Feeding the World

Feeding the World

by Josiah Meldrum 1 Comment

Farmers are under huge pressure; growing food isn’t easy and comes with many risks and uncertainties. They’re also burdened with a moral obligation to feed the world – to produce ever more food as cheaply as possible. Massive job. It’s always been an expectation society has placed on them, but over the last 70 years as the global population has grown and become more connected it has driven policy and increasingly led conversations about the role of the farmer.⁣

Farmers’ response has been entirely rational, they’ve sought to do all they can to increase production; to intensify, to reduce unit costs and increase outputs with larger & larger machines and bigger & bigger farms, to use any and all inputs and tech to feed and protect their crops. It’s a process that has come at a significant cost to the environment and to human health, but a cost that society has mostly accepted as being part and parcel of feeding the world.
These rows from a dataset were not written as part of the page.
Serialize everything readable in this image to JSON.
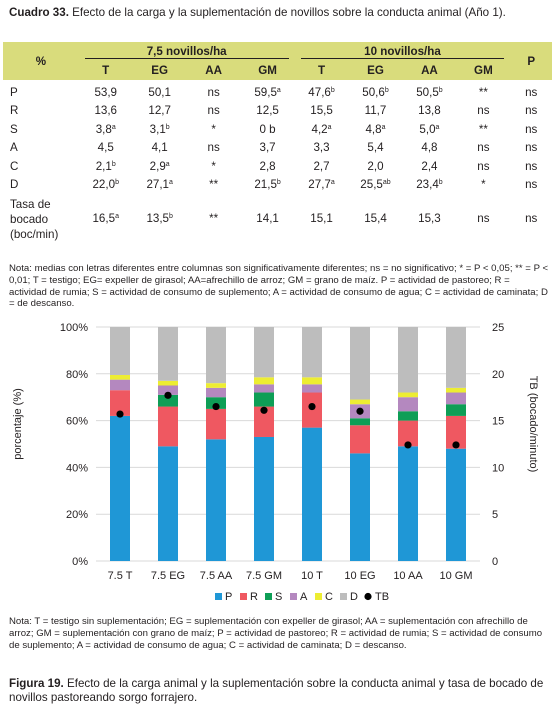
{
  "table": {
    "caption_label": "Cuadro 33.",
    "caption_text": "Efecto de la carga y la suplementación de novillos sobre la conducta animal (Año 1).",
    "corner_label": "%",
    "group1": "7,5 novillos/ha",
    "group2": "10 novillos/ha",
    "p_label": "P",
    "subcols": [
      "T",
      "EG",
      "AA",
      "GM",
      "T",
      "EG",
      "AA",
      "GM"
    ],
    "rows": [
      {
        "label": "P",
        "cells": [
          [
            "53,9",
            ""
          ],
          [
            "50,1",
            ""
          ],
          [
            "ns",
            ""
          ],
          [
            "59,5",
            "a"
          ],
          [
            "47,6",
            "b"
          ],
          [
            "50,6",
            "b"
          ],
          [
            "50,5",
            "b"
          ],
          [
            "**",
            ""
          ]
        ],
        "p": "ns"
      },
      {
        "label": "R",
        "cells": [
          [
            "13,6",
            ""
          ],
          [
            "12,7",
            ""
          ],
          [
            "ns",
            ""
          ],
          [
            "12,5",
            ""
          ],
          [
            "15,5",
            ""
          ],
          [
            "11,7",
            ""
          ],
          [
            "13,8",
            ""
          ],
          [
            "ns",
            ""
          ]
        ],
        "p": "ns"
      },
      {
        "label": "S",
        "cells": [
          [
            "3,8",
            "a"
          ],
          [
            "3,1",
            "b"
          ],
          [
            "*",
            ""
          ],
          [
            "0 b",
            ""
          ],
          [
            "4,2",
            "a"
          ],
          [
            "4,8",
            "a"
          ],
          [
            "5,0",
            "a"
          ],
          [
            "**",
            ""
          ]
        ],
        "p": "ns"
      },
      {
        "label": "A",
        "cells": [
          [
            "4,5",
            ""
          ],
          [
            "4,1",
            ""
          ],
          [
            "ns",
            ""
          ],
          [
            "3,7",
            ""
          ],
          [
            "3,3",
            ""
          ],
          [
            "5,4",
            ""
          ],
          [
            "4,8",
            ""
          ],
          [
            "ns",
            ""
          ]
        ],
        "p": "ns"
      },
      {
        "label": "C",
        "cells": [
          [
            "2,1",
            "b"
          ],
          [
            "2,9",
            "a"
          ],
          [
            "*",
            ""
          ],
          [
            "2,8",
            ""
          ],
          [
            "2,7",
            ""
          ],
          [
            "2,0",
            ""
          ],
          [
            "2,4",
            ""
          ],
          [
            "ns",
            ""
          ]
        ],
        "p": "ns"
      },
      {
        "label": "D",
        "cells": [
          [
            "22,0",
            "b"
          ],
          [
            "27,1",
            "a"
          ],
          [
            "**",
            ""
          ],
          [
            "21,5",
            "b"
          ],
          [
            "27,7",
            "a"
          ],
          [
            "25,5",
            "ab"
          ],
          [
            "23,4",
            "b"
          ],
          [
            "*",
            ""
          ]
        ],
        "p": "ns"
      },
      {
        "label": "Tasa de bocado (boc/min)",
        "cells": [
          [
            "16,5",
            "a"
          ],
          [
            "13,5",
            "b"
          ],
          [
            "**",
            ""
          ],
          [
            "14,1",
            ""
          ],
          [
            "15,1",
            ""
          ],
          [
            "15,4",
            ""
          ],
          [
            "15,3",
            ""
          ],
          [
            "ns",
            ""
          ]
        ],
        "p": "ns"
      }
    ],
    "note": "Nota: medias con letras diferentes entre columnas son significativamente diferentes; ns = no significativo; * = P < 0,05; ** = P < 0,01; T = testigo; EG= expeller de girasol; AA=afrechillo de arroz; GM = grano de maíz. P = actividad de pastoreo; R = actividad de rumia; S = actividad de consumo de suplemento; A = actividad de consumo de agua; C = actividad de caminata; D = de descanso."
  },
  "chart_data": {
    "type": "bar",
    "stacked": true,
    "categories": [
      "7.5 T",
      "7.5 EG",
      "7.5 AA",
      "7.5 GM",
      "10 T",
      "10 EG",
      "10 AA",
      "10 GM"
    ],
    "ylabel": "porcentaje (%)",
    "y2label": "TB (bocado/minuto)",
    "ylim": [
      0,
      100
    ],
    "y2lim": [
      0,
      25
    ],
    "yticks": [
      "0%",
      "20%",
      "40%",
      "60%",
      "80%",
      "100%"
    ],
    "y2ticks": [
      "0",
      "5",
      "10",
      "15",
      "20",
      "25"
    ],
    "grid": true,
    "legend_position": "bottom",
    "series": [
      {
        "name": "P",
        "color": "#1f97d6",
        "values": [
          62,
          49,
          52,
          53,
          57,
          46,
          49,
          48
        ]
      },
      {
        "name": "R",
        "color": "#ef5861",
        "values": [
          11,
          17,
          13,
          13,
          15,
          12,
          11,
          14
        ]
      },
      {
        "name": "S",
        "color": "#0e9e56",
        "values": [
          0,
          5,
          5,
          6,
          0,
          3,
          4,
          5
        ]
      },
      {
        "name": "A",
        "color": "#b488bf",
        "values": [
          4.5,
          4,
          4,
          3.5,
          3.5,
          6,
          6,
          5
        ]
      },
      {
        "name": "C",
        "color": "#eded32",
        "values": [
          2,
          2,
          2,
          3,
          3,
          2,
          2,
          2
        ]
      },
      {
        "name": "D",
        "color": "#bdbdbd",
        "values": [
          20.5,
          23,
          24,
          21.5,
          21.5,
          31,
          28,
          26
        ]
      }
    ],
    "tb_series": {
      "name": "TB",
      "color": "#000000",
      "axis": "right",
      "values": [
        15.7,
        17.7,
        16.5,
        16.1,
        16.5,
        16.0,
        12.4,
        12.4
      ]
    }
  },
  "figure_note": "Nota: T = testigo sin suplementación; EG = suplementación con expeller de girasol; AA = suplementación con afrechillo de arroz; GM = suplementación con grano de maíz; P = actividad de pastoreo; R = actividad de rumia; S = actividad de consumo de suplemento; A = actividad de consumo de agua; C = actividad de caminata; D = descanso.",
  "figure_caption": {
    "label": "Figura 19.",
    "text": "Efecto de la carga animal y la suplementación sobre la conducta animal y tasa de bocado de novillos pastoreando sorgo forrajero."
  }
}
Unsurprisingly when we ask farmers to consider agroecological approaches to production they’ll often say, ‘but what about my responsibility to feed the world?’⁣

It’s a false premise.⁣

In part because agroecological systems, with their complex yields, are more productive. But mostly because the responsibility for feeding the world does not rest on farmers’ shoulders alone. It’s on all of us. And it’s principally a matter of political will. At heart we know that farmers already do more than feed the world (they produce enough to feed an additional 2 billion people) yet waste and uneven distribution mean many starve or are malnourished.⁣

Truth is, farmers are being asked to produce a surplus so we don’t have to think about or address structural issues and inequalities (or to buy us time while we do). Farmers have done an incredible job, never have more people been fed.

For politicians, pushing the responsibility to feed the world onto farmers is a neat abrogation. For machinery manufacturers, input salespeople and technologists it’s often a handy way to justify their work and sales.⁣..

The emphasis needs to change. Farmers already feed the world, let's now support and enable them to do so in a regenerative manner.



Josiah Meldrum
Josiah Meldrum

Author



1 Response

Bernadette Cleary
Bernadette Cleary

May 31, 2021

You are helping me grasp what a frustrating situation farmers and other food producers must find themselves in. I am one of those good old fashioned souls who was reared NEVER to waste and as a result of such an upbringing I amaze myself with the use of leftovers and the wide range of quality dried pulses.